Godongwana exempts Durban container deal from act to speed reforms

Twenty-five year exemption clears path for ICTSI partnership aimed at boosting Durban’s container capacity

Positive ruling: Durban harbour, one of South Africa’s busiest ports, recently got the go-ahead for an R11.1bn investment upgrade of Container Terminal Pier 2 (SHIRAAZ MOHAMED)

Finance minister Enoch Godongwana has exempted the government’s marquee private sector partnership at the Durban Container Terminal Pier 2 (DCT2) from the Public Finance Management Act to reassure investors that red tape won’t stall the project.

The act is South Africa’s primary law governing financial controls in national and provincial government.

Godongwana gazetted the exemption on Tuesday, before the signing of the landmark 25-year partnership between Transnet and International Container Terminal Services Inc (ICTSI), a centrepiece of the country’s most far-reaching logistics reforms in a generation.

Finance minister Enoch Godongwana. (Jairus Mmutle)

The exemption is for 25 years, the duration of the deal entered into between Transnet and ICTSI, signed on Wednesday in Durban, after a losing bidder’s protracted legal battle delayed the project.

According to the parties, the partnership, which is expected to come into effect in January, is expected to increase capacity at the terminal from 2-million to 2.8-million 20-foot equivalent units, representing a big lift for South Africa’s trade with the rest of the world.

Transnet group CEO Michelle Phillips said the multibillion-rand bid by ICTSI comes while DCT2’s performance has been improving.

Transnet Group CEO Michelle Phillips. Picture: FREDDY MAVUNDA/BUSINESS DAY
Transnet Group CEO Michelle Phillips. Picture: FREDDY MAVUNDA/BUSINESS DAY

“We expect that our partnership with ICTSI will further propel this crucial terminal to its full potential. Private sector participation (PSP) transactions are an important element of our strategy to modernise, expand and improve our key assets,” Phillips said.

“It is also a big step in our efforts to improve efficiencies across our terminals and transform our ports into world-class hubs. This is consistent with our approach to enhance efficiency and growth through strategic partnerships. Private sector participation in ports has the potential to positively influence efficiencies, export processes and global competitiveness.”

The infrastructure and design of DCT2 has remained the same since 1963. Over the past 20 years, congestion at the terminal due to shipping traffic and limited operational capacity have led to backlogs at the Port of Durban.

DCT2 is Transnet’s biggest container terminal, handling more than 65% of the Port of Durban’s throughput and 46% of South Africa’s port traffic.

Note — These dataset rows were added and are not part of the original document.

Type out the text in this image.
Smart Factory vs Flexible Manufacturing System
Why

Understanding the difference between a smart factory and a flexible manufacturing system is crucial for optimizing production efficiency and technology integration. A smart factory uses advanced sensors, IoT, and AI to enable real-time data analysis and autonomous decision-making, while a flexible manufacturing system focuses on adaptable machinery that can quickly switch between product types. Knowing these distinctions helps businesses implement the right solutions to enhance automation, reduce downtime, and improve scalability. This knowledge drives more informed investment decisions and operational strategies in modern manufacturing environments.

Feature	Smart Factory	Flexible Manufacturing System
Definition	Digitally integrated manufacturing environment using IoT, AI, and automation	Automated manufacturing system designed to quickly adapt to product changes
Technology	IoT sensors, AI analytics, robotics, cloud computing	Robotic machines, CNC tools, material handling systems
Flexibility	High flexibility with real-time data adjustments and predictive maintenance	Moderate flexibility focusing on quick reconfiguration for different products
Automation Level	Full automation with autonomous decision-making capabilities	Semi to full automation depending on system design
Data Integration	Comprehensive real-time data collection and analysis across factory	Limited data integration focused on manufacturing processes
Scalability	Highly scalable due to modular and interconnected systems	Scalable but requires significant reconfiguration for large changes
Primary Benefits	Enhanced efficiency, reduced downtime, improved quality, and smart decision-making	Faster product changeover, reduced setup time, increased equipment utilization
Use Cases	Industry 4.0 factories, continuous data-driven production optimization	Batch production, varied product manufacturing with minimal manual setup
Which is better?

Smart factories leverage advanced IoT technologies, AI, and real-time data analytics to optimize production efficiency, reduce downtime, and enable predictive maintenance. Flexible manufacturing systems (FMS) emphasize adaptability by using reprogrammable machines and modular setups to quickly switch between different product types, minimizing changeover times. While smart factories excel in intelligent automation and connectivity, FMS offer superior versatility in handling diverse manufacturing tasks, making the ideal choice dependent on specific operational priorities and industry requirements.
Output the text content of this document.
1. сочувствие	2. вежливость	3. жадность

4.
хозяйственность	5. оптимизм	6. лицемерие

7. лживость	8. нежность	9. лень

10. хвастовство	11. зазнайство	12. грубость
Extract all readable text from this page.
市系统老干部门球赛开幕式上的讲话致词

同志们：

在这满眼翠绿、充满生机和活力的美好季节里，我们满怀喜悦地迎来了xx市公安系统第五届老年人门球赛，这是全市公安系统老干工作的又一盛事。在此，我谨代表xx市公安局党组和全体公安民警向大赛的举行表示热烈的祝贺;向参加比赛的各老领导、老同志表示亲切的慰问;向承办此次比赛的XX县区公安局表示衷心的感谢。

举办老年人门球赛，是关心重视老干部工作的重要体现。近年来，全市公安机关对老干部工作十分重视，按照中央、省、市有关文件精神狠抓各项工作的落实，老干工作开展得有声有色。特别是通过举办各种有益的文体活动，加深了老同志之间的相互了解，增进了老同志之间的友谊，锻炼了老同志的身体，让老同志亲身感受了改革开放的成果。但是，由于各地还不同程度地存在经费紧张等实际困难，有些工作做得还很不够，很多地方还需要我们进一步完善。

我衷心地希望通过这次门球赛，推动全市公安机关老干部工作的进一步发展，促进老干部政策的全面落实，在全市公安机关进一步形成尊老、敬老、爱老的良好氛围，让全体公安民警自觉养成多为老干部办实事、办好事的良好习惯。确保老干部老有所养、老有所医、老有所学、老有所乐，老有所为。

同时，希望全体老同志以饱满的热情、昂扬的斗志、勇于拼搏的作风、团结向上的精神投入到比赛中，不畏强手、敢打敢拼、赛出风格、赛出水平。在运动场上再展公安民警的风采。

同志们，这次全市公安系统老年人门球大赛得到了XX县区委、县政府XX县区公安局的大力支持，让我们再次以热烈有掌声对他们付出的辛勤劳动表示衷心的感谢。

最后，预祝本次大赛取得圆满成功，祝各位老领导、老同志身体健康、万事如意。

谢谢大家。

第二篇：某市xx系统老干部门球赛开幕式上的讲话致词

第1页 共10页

The ICTSI deal is a flagship public-private sector partnership that will demonstrate how the private sector can work with state-owned enterprises.

ICTSI senior vice-president Hans-Ole Madsen said the group’s R11bn investment in the partnership is a vote of confidence in South Africa’s potential.

“Durban Container Terminal handles about 65% of South Africa’s containerised trade, making it critical to the nation’s economic vitality,” Madsen said.

“Our vision for Pier 2 is clear and ambitious. We will deploy state-of-the-art equipment, implement world-class operational systems and bring international best practices to transform this facility into a terminal South Africa can be proud of — one that competes not just regionally but globally.

“Transforming Pier 2 into a world-class facility is ambitious work that requires time and the co-operation of many stakeholders. But ICTSI’s global experience gives us confidence that, with the support of Transnet, the South African government, the port workforce, and the broader logistics community, we will achieve exceptional results.”